7. Invite coach for an in-home visit; once he's seated ask if he'll watch your baby sister while you run out real quick.

8. Demand your final two schools prove they will know how best to deploy your talents by playing each other on NCAA using created teams made up entirely of you.

9. Suggest to Ole Miss that they text your dad to "work out a deal." Provide phone number of friend/co-conspirator/NCAA enforcement agent.

 

Remedies for the Reprobate Recruiting Reporters

So many sites today promise subscribers instant information on the latest whims of recruits considering their schools. Mention interest in a visit and you'll instantly have seven dudes from seven services camped out in your shower. Here's how you flush 'em:

1. Call recruiting services and continually ask them if they have a top five list. Refuse to offer any information unless the reporter announces his favorite schools. Follow-up: If reporter changes those schools, tell him he's dishonest and drop him.

2. Announce you will only talk to recruiting reporters under 16.

3. Only answer recruiting questions with boilerplate quotes that have strong sexual double-entendre.

4. Pick recruiting service. Respond to all inquiries from recruiting service with quotes from "Baby Got Back". Pick different recruiting service. Respond to all inquiries from recruiting service with quotes from Robert Frost. Pick third recruiting service. Respond to all inquiries from recruiting service with obfuscated C programs that print "Baby Got Back"/Robert Frost mashup quotes.

Describe the recruiting process for you so far? "I'm tired of magazines."

Is distance a major factor for you? "Like men we look too near."

How did you feel when you got that Ohio State offer? "You say you wanna get in my Benz?"

Would you consider other offers if your coach takes that NFL job? "My homeboys try to warn me, but I have promises to keep."

Bonus: "Take the average black man and ask him that" as a reply to most recruiting questions will make an interviewer really uncomfortable until they figure out what you're doing.

5. Insist that your name is Lee Fucking Corso.

6. Insist that people call you Lee Fucking Corso even though they know that's not your real name.

7. Hold hat ceremonies every Tuesday. One of the hats is "Decision Next Tuesday." Eventually you'll call it Walt, so every press conference ends with you pickin' ol' Walt.

8. Commitment ceremony has five hats. Each hat reveals a different cheese. Describe your favorite cheeses. Pause. Say "but I'm going to have to go with.... PORT SALUT!!!!!!!!" and eat 10 oz in one bite. When done, stare at assembled crowd. Pause again. Say... "what, I like cheese."

9. Game of Thrones gambit: Tell five different journalists, in confidence, that you're silently committed to a different school, wait and see which one gets leaked. Follow-up: Announce you are committing to the Lannisters.

Remedies for the Message Board Morans

Who us?

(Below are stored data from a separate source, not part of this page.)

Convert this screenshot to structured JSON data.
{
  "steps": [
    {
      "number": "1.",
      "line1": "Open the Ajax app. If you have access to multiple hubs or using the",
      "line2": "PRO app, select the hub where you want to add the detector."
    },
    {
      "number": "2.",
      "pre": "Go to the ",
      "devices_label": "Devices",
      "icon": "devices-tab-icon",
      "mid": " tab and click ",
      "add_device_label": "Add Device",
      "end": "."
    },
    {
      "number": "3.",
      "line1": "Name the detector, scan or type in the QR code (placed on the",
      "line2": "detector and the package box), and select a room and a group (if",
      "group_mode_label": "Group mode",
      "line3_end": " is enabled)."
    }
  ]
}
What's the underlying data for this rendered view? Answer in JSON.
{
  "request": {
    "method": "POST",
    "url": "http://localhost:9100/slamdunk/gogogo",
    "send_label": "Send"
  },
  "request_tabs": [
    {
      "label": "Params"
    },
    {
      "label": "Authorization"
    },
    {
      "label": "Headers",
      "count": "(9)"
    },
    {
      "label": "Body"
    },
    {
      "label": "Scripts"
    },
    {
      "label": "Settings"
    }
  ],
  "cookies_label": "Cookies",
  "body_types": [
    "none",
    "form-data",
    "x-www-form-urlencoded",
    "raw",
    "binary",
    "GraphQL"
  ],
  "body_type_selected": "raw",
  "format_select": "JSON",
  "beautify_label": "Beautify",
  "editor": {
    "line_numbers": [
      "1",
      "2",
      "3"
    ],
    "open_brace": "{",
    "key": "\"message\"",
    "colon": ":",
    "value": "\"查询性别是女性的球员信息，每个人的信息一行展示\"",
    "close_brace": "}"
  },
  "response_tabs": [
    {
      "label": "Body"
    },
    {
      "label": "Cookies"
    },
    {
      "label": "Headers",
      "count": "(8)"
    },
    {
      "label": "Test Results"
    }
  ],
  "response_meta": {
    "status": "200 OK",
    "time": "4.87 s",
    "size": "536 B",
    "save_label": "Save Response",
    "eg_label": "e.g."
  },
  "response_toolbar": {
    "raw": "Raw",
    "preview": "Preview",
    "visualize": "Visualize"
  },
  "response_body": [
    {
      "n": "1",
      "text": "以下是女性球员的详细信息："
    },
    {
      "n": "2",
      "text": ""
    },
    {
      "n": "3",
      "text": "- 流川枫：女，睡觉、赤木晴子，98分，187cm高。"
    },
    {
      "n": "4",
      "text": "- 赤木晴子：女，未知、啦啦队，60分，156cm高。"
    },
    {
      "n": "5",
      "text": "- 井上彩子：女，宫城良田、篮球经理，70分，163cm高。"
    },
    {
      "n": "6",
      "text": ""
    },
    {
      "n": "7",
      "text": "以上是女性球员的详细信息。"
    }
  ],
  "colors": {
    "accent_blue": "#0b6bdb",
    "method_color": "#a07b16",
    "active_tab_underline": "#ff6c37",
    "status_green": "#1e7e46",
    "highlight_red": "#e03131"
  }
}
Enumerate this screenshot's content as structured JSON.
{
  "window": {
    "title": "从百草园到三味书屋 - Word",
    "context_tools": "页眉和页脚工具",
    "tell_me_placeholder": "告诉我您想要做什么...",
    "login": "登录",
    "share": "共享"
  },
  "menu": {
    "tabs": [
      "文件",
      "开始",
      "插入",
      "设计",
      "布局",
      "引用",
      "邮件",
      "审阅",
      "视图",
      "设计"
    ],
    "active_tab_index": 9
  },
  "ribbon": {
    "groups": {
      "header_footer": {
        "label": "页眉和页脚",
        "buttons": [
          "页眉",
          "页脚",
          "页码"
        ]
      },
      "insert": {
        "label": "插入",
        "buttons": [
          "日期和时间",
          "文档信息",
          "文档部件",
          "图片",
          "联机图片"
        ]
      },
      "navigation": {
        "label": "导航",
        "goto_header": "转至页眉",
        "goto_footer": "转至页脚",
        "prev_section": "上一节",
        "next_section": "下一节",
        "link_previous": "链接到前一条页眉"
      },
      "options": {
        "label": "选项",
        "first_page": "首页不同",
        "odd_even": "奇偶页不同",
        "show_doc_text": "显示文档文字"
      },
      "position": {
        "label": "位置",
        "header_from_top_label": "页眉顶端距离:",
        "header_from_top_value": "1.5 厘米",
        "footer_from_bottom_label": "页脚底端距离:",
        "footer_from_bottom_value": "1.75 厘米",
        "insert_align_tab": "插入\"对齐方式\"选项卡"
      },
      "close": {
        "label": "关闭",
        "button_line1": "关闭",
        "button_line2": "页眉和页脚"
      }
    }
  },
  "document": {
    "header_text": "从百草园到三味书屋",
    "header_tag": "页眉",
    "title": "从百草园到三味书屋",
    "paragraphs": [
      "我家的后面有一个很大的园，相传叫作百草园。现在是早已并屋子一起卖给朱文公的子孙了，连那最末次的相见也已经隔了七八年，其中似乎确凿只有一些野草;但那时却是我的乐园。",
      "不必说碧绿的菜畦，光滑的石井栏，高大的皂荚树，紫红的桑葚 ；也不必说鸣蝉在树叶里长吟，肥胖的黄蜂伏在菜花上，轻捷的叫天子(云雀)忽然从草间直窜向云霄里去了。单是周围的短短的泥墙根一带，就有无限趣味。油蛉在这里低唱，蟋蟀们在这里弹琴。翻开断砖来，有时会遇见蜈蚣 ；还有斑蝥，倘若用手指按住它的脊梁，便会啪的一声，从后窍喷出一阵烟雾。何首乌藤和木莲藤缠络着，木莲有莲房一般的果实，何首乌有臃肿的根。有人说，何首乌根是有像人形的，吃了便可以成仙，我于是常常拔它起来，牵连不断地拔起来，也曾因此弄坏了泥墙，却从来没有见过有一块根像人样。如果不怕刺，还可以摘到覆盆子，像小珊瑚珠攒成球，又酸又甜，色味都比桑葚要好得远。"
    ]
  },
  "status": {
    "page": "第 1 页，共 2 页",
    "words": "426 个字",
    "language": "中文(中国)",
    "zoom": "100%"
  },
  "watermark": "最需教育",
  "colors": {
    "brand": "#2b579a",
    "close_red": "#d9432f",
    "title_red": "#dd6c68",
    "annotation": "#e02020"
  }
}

We're annoying?

1. Go on message boards to solicit video testimonies from fans as to why you should go to their school of choice. Publish the best of them.

2. Announce press conference for "big announcement," where you play Catlab dubbed over with french noveau vague and film noir soundtracks, occasionally turn back to audience and explain "You see? You get where I'm going yet?"

3. On your announcement day, proclaim you have buried your decision in a box you've geocached based on some obscure statistic, but which coordinates are actually in the middle of the hippo pen at your local zoo.

4. Find some annoying person on the fan site for the top team you didn't commit to, claim it was that person's posts that made you choose the other school, watch that person get devoured.

5. Do the same with whatever the last protest was at that school. "I was going to commit to Michigan but then I saw they were protesting to save the whales, and I hate whales."

6. At your hat ceremony, stick a large wad of cash under one hat you were about to discard. Act surprised, try to cover it, then say you're canceling the ceremony while you think things over a bit longer.

7. Hold your hat ceremony in a hat store.

8. Answer all questions as if you were being asked about your NCAA dynasty.